The court held that the petition under section 392 of the Companies Act was not maintainable as the income tax demands on foreign collaborators were outside the scope of the sanctioned reconstruction scheme approved by the court. The court emphasized that its jurisdiction under section 392 should be limited to matters directly related to the approved scheme and cannot intervene in income tax assessments or liabilities not covered by the scheme. The petition was rejected, upholding the respondent's preliminary objection.
Issues: 1. Maintainability of the petition under section 392 of the Companies Act. 2. Interpretation of the scheme of reconstruction approved by the court. 3. Liability of the company regarding income tax demands on foreign collaborators. 4. Jurisdiction of the court under section 392 to issue directions beyond the scope of the sanctioned scheme. 5. Corrective jurisdiction of the company court in setting aside regular assessments under the Income Tax Act.
Detailed Analysis: 1. The petition was filed seeking a declaration that no income tax is due on know-how fees under a collaboration agreement and to prevent the enforcement of demands by the Income-tax Officer. The respondent raised a preliminary objection on the maintainability of the petition under section 392 of the Companies Act, questioning the court's jurisdiction to issue directions beyond the sanctioned scheme of reconstruction.
2. The court had previously approved a scheme of reconstruction for the petitioner-company, stating no income tax dues were outstanding, and the directors would indemnify any arising liabilities. The scheme also addressed payments under various acts, but did not specifically cover income tax demands on foreign collaborators. The court's approval of the scheme did not absolve the company from liabilities unrelated to its income.
3. The income tax demands were issued to the company as agents of foreign collaborators, based on assessments that had reached finality. The company argued that the demands were contrary to the sanctioned scheme, but the court held that the liabilities of the foreign collaborators were not covered under the scheme and therefore not within the court's jurisdiction under section 392.
4. The court analyzed the scope of section 392 and the power to issue directions, citing a previous judgment. It was argued that the court retained jurisdiction until the company paid off its creditors, but the court emphasized that the jurisdiction under section 392 should be limited to matters directly related to the sanctioned reconstruction scheme. Since the demands on foreign collaborators were outside the scheme's scope, the court found no basis to intervene.
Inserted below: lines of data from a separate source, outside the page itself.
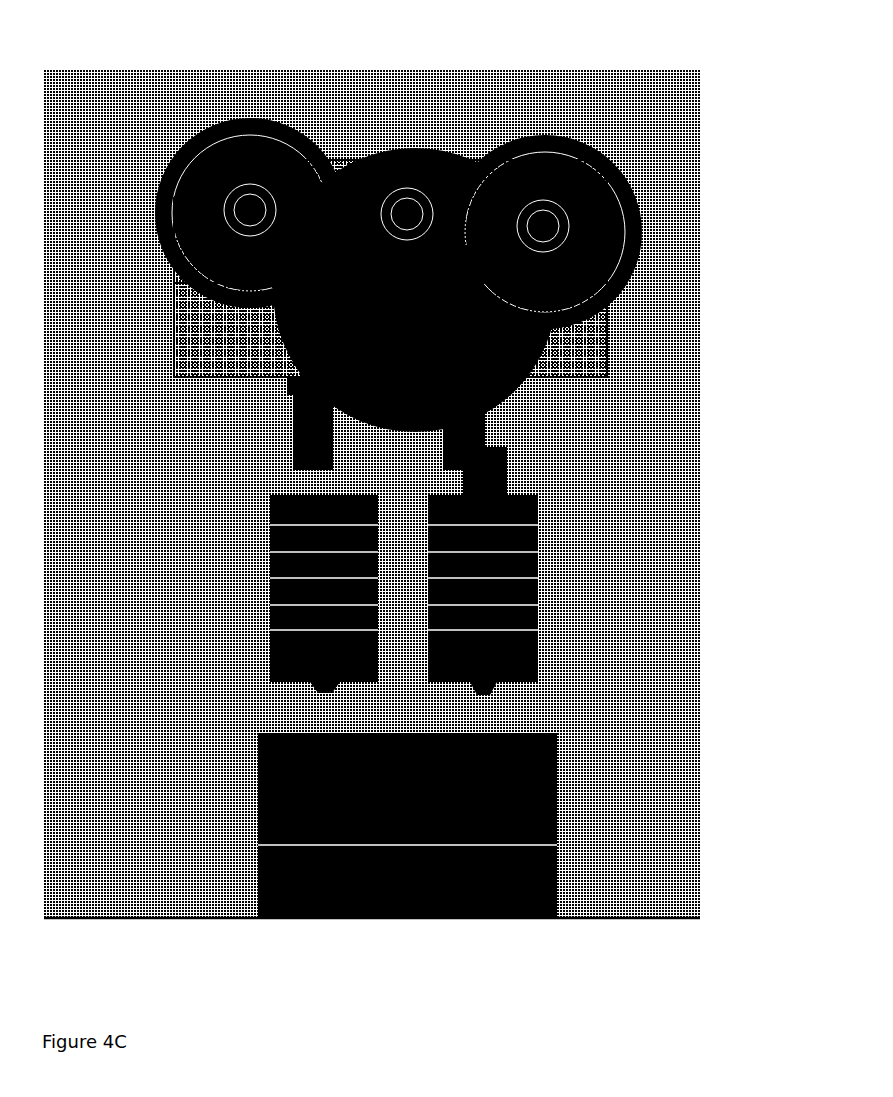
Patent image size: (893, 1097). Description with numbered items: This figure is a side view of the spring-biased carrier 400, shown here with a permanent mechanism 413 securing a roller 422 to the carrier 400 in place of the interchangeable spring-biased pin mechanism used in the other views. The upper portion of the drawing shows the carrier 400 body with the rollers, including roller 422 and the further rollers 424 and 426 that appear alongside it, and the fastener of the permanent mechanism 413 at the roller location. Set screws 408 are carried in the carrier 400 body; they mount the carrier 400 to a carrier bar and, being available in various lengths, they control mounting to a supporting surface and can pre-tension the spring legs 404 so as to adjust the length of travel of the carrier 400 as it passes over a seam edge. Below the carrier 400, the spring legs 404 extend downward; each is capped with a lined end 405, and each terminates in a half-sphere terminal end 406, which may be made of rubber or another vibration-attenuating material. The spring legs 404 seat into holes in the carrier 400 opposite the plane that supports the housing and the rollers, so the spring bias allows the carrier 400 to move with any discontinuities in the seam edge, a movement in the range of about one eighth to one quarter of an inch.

The carrier 400 is at (122, 125).
The first wheel 426 is at (243, 120).
The second wheel 424 is at (415, 150).
The roller 422 is at (600, 158).
The permanent mechanism 413 is at (565, 232).
The set screws 408 is at (306, 368).
The spring legs 404 is at (530, 543).
The lined ends 405 is at (540, 657).
The half-sphere terminal ends 406 is at (495, 692).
5. The court rejected the alternative contention that the demands were contrary to the limitations of the Income Tax Act, stating that the company should seek remedies under other laws instead of invoking section 392 of the Companies Act. The court clarified that the company court cannot interfere with regular assessments under the Income Tax Act, affirming the rejection of the petition and upholding the preliminary objection raised by the respondent.